A new study suggests that alien-hunting scientists should consider searching for alien cities, rather than hoping to find signs of alien life throughout the universe.
The study, presented by Avi Loeb from the Harvard-Smithsonian Center for Astrophysics and Edwin Turner from the Princeton University, notes that current technologies could identify marks of an alien civilization, noting that aliens are likely to use many of the same technologies as humans. The study notes that aliens would use Earth-like technologies and that intelligent lifeforms are likely to have artificial illumination.
“Looking for alien cities would be a long shot, but wouldn’t require extra resources,” Loeb, who works at the Harvard-Smithsonian Center for Astrophysics in Cambridge, said in a statement Friday. “And if we succeed, it would change our perception of our place in the universe.”
“This is reasonable because any intelligent life that evolved in the light from its nearest star is likely to have artificial illumination that switches on during the hours of darkness,” the statement added.
The pair of scientists calculated that existing telescopes can see a city the size of Tokyo, if it were located on an asteroid or a comet at a distance of nearly 50 Astronomical units from here. Both Mr. Loeb and Mr. Turner suggest searching for potential cities, saying astronomers should direct telescopes towards potential planets harboring life when it is in a night phase. The scientific duo say this would assist in distinguishing artificial light from that of the sun.

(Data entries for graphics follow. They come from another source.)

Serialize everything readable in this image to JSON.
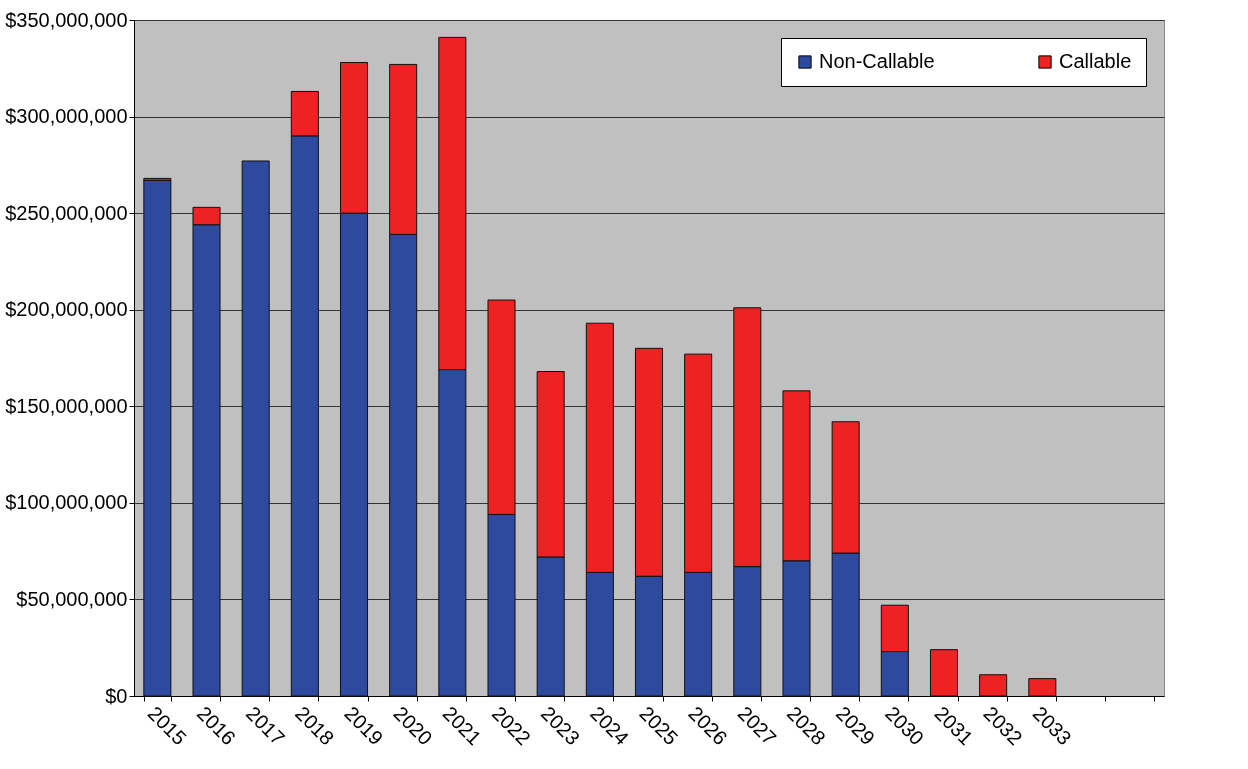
{
  "chart_data": {
    "type": "bar",
    "stacked": true,
    "categories": [
      "2015",
      "2016",
      "2017",
      "2018",
      "2019",
      "2020",
      "2021",
      "2022",
      "2023",
      "2024",
      "2025",
      "2026",
      "2027",
      "2028",
      "2029",
      "2030",
      "2031",
      "2032",
      "2033",
      null,
      null
    ],
    "series": [
      {
        "name": "Non-Callable",
        "color": "#2e4a9e",
        "values": [
          267000000,
          244000000,
          277000000,
          290000000,
          250000000,
          239000000,
          169000000,
          94000000,
          72000000,
          64000000,
          62000000,
          64000000,
          67000000,
          70000000,
          74000000,
          23000000,
          0,
          0,
          0,
          null,
          null
        ]
      },
      {
        "name": "Callable",
        "color": "#ee2222",
        "values": [
          1000000,
          9000000,
          0,
          23000000,
          78000000,
          88000000,
          172000000,
          111000000,
          96000000,
          129000000,
          118000000,
          113000000,
          134000000,
          88000000,
          68000000,
          24000000,
          24000000,
          11000000,
          9000000,
          null,
          null
        ]
      }
    ],
    "ylim": [
      0,
      350000000
    ],
    "yticks": [
      {
        "value": 0,
        "label": "$0"
      },
      {
        "value": 50000000,
        "label": "$50,000,000"
      },
      {
        "value": 100000000,
        "label": "$100,000,000"
      },
      {
        "value": 150000000,
        "label": "$150,000,000"
      },
      {
        "value": 200000000,
        "label": "$200,000,000"
      },
      {
        "value": 250000000,
        "label": "$250,000,000"
      },
      {
        "value": 300000000,
        "label": "$300,000,000"
      },
      {
        "value": 350000000,
        "label": "$350,000,000"
      }
    ],
    "grid": "y",
    "legend": "top right"
  }
}
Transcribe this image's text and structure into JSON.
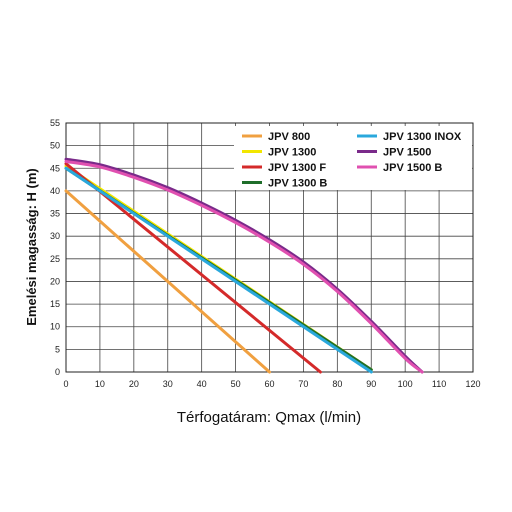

Mr. Loeb admits that finding technologically advanced aliens in the outer regions of our own solar system is a long shot, because they would be far from the life-giving glow of the sun. Still, he notes that astronomers should continue the search for additional intelligent life.
“Looking for alien cities would be a long shot, but wouldn’t require extra resources. And if we succeed, it would change our perception of our place in the universe,” Mr. Loeb said.
The study was submitted to the scientific journal Astrobiology.